Personal information
- Born: March 12, 1983 (age 42) Belgrade, SFR Yugoslavia
- Nationality: Serbian
- Listed height: 2.07 m (6 ft 9 in)

Career information
- Playing career: 2001–2021
- Position: Power forward

Career history
- 2001–2003: Radnički Beograd
- 2003–2004: KK Svilajnac
- 2004–2006: Sloga
- 2006: Radnički Zastava
- 2006–2007: Ergonom
- 2007–2008: Zdravlje
- 2008: Vizura
- 2008–2009: Zlatorog Laško
- 2009–2010: Krka
- 2010–2011: Steaua București
- 2011: OKK Beograd
- 2011: Radnički Kragujevac
- 2011–2013: Krka
- 2013–2015: MZT Skopje
- 2015–2016: CSM Oradea
- 2016: MZT Skopje
- 2016–2017: CSM Oradea
- 2017–2019: Jászberényi KSE
- 2019–2021: Radnički Beograd

Career highlights and awards
- Romanian League champion (2016); 3× Slovenian League champion (2010, 2012, 2013); 2× Macedonian League champion (2014, 2015);

= Uroš Lučić =

Serbian basketball player

Uroš Lučić (born March 12, 1983) is a Serbian professional basketball player who last played for Radnički Beograd of the Second Basketball League of Serbia.

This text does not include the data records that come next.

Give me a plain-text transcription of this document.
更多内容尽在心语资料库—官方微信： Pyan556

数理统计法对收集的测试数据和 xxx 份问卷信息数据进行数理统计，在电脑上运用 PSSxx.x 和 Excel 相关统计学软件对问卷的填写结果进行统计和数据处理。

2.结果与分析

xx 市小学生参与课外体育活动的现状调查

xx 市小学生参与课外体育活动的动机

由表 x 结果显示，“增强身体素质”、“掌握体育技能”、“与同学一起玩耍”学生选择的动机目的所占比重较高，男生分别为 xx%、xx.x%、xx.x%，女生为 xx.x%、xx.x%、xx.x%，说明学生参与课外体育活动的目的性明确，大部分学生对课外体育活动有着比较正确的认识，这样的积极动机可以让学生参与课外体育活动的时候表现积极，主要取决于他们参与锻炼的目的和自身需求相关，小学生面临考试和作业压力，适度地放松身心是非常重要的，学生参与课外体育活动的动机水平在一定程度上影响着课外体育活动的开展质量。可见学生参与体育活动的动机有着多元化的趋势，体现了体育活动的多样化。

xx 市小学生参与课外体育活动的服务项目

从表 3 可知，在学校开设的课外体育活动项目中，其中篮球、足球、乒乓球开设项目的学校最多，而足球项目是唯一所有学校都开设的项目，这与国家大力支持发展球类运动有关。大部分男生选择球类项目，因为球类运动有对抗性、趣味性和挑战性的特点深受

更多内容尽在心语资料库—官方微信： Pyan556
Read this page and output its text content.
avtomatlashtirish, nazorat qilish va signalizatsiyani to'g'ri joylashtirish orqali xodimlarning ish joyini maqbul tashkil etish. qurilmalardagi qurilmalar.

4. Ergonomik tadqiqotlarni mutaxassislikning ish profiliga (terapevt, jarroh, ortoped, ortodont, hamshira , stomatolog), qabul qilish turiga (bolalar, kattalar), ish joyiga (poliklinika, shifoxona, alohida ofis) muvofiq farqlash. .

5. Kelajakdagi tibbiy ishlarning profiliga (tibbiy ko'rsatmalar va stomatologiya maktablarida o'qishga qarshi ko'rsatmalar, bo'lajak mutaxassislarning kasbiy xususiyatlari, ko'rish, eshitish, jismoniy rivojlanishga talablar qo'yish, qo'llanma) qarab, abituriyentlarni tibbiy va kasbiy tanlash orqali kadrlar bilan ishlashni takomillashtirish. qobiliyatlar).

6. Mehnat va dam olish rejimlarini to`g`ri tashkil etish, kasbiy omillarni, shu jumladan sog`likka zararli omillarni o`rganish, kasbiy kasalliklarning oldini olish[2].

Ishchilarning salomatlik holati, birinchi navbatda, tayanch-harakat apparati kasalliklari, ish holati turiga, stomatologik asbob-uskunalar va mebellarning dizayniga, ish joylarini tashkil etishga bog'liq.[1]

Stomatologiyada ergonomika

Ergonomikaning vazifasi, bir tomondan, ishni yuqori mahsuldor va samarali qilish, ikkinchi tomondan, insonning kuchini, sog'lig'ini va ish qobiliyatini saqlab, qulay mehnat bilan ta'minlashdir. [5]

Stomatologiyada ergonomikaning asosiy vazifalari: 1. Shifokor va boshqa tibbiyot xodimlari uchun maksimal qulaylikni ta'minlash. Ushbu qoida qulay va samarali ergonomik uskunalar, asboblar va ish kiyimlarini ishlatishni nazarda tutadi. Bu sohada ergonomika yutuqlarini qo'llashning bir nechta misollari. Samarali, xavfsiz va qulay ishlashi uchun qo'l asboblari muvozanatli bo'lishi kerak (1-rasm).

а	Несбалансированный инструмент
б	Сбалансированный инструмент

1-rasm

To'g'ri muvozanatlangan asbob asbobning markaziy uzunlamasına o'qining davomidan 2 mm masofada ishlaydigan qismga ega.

He is the older brother of Vladimir Lučić, who is currently playing for Bayern Munich.

==Professional career==
During his career, Lučić played for numerous clubs in several countries, most notably with Zlatorog Laško and Krka in Slovenia. In his homeland, Lučić played with OKK Beograd and Radnički Kragujevac.